Teaching Globalization

Originally uploaded by Tobias Higbie.

Yesterday I was up in Alsip, Illinois, at the IBEW Apprenticeship school to help out with our “Solidarity 101” program. This is a two-day crash course in Labor Studies taught by the Labor Education faculty. We are outsiders coming into an ongoing educational process, and we get the good and the bad from that position.

My role in this program has been to teach sessions on contemporary economics, particularly on globalization. That’s right, globalization in 2 hours. I’ve been jiggering my lesson since day one, and finally have found something that works: a lesson plan by Bill Bigelow called the “Transnational Capital Auction,” which is in two of his books, Rethinking Globalization and The Line Between Us: Teaching about the Border and Mexican Immigration. You can get it from Rethinking Schools.

It’s a remarkably effective lesson plan for explaining the “Race to the Bottom” concept, and for understanding the pressures on developing nations to lower their living standards. It’s also a very hands-on example of how ideology works to conform social actors to the needs of capital.

Students break into teams. They play the role of ruling elites in developing, post-colonial nations. I play the role of Transnational Capital. The goal is to get some development capital into your country. Over five rounds, teams bid on my investment. Bids are figured through a set of social indicators (minimum wage, child labor, worker rights, and environmental laws, and taxation on profits). The worse your social indicators, the higher your “friendly to capital” score. But you can’t just grind your people into the ground. The team with the third highest “friendly to capital” points gets the most “Game Points,” which is what you need to win. This last rule makes the game more strategic and more engaging for students. But the educational point is that “Capital” wants a balance between poverty and order. Too much poverty brings disorder, and potential revolution, and that’s bad for capital. The students “get it.”

During the bidding, I circulate around the room reiterating the basic outlines of the game, collecting bids, and promoting the interests of capital: “remember, winning is everything;” “remember, you have to compete against the other teams, you don’t want those other countries to get ahead of you, do you?” I notice that most are opting strategically for high wages and bad conditions–“at least we’ll eat,” they say. “What is the largest piece of an employers budget?” I ask. “Wages and benefits,” they say. In the next round, minimum wages drop.

The trend of game is usually the same: the friendly to capital scores go up round after round, sometimes dramatically as teams try to catch up or strategically bid high to win some Game Points. Their bid in the final round, you tell them, is what their people will have to live with. “So what is life like for common people in your country now?” I ask. Minimum wage of 25 cents an hour, no child labor laws, troops stationed in the factories. In short, “Hell,” they respond.

Time’s up. Go to your next class. Half the class stays with me, the other is off to learn about the impact of recent elections on labor law, etc.

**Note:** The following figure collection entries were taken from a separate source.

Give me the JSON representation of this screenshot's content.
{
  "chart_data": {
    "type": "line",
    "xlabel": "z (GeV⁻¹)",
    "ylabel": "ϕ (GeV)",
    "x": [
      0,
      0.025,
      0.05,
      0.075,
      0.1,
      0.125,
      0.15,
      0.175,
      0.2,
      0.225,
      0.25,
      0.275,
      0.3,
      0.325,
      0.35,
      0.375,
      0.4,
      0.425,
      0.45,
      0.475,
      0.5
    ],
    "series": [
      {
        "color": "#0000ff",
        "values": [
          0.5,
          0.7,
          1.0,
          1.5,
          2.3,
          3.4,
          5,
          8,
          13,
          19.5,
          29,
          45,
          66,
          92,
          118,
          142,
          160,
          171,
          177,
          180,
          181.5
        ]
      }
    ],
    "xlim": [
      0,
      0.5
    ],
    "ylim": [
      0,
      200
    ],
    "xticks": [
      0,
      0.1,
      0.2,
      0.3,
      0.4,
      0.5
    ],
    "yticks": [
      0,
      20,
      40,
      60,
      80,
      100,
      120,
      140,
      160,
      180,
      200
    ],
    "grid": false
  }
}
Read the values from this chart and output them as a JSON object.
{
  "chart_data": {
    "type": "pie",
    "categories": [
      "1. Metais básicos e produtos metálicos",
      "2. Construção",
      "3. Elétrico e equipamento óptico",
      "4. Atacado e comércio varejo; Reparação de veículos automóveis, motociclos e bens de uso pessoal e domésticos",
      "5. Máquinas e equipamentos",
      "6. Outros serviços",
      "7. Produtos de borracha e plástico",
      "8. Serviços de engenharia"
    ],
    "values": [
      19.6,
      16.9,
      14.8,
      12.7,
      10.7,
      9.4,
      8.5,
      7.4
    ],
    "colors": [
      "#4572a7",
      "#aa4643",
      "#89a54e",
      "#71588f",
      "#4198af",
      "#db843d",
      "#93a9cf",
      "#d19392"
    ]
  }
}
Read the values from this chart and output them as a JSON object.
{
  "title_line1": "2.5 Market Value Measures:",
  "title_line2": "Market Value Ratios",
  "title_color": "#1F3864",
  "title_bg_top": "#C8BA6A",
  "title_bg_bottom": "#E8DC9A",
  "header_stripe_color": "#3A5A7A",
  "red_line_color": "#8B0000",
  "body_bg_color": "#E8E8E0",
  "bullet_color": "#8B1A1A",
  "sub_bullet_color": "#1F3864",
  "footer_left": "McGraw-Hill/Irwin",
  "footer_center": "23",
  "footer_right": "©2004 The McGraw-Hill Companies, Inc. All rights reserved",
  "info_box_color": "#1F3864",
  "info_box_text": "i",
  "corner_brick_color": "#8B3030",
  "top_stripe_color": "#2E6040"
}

My sections replay the Auction, this time not as elites but as representatives of workers, farmers, etc. They struggle to do well by their constituents, but the logic of the game moves them toward declining wages and conditions. “Remember, winning is everything” I say in my role as “capital.” One team asks alound, “What if we all got together. We could agree on minimum wages.” I stop talking and try to hide in the corner so they can organize. The response from other teams: “now you say that, but you were just trying to cut our throats. It’s every man for himself”–this is actually said by one of the few women in the room. “Winning is everything,” I say trying hard to be ironic. But the game moves on to the inevitable conclusion: “hell.”

In the wrap up, the students talk about how they felt powerless to resist the logic of the game. We talk about what life would really be like for workers under these conditions, and what people might do in response. They might leave their homes and come to the US, someone says. But there really isn’t enough time to go into a long discussion, just enough to reiterate that “capital” is seen as “America” in many parts of the world, and to mention something about Lula and other leaders who are trying to avoid what they just did: play the transnational capital auction for the benefit of common people. Not so easy to do.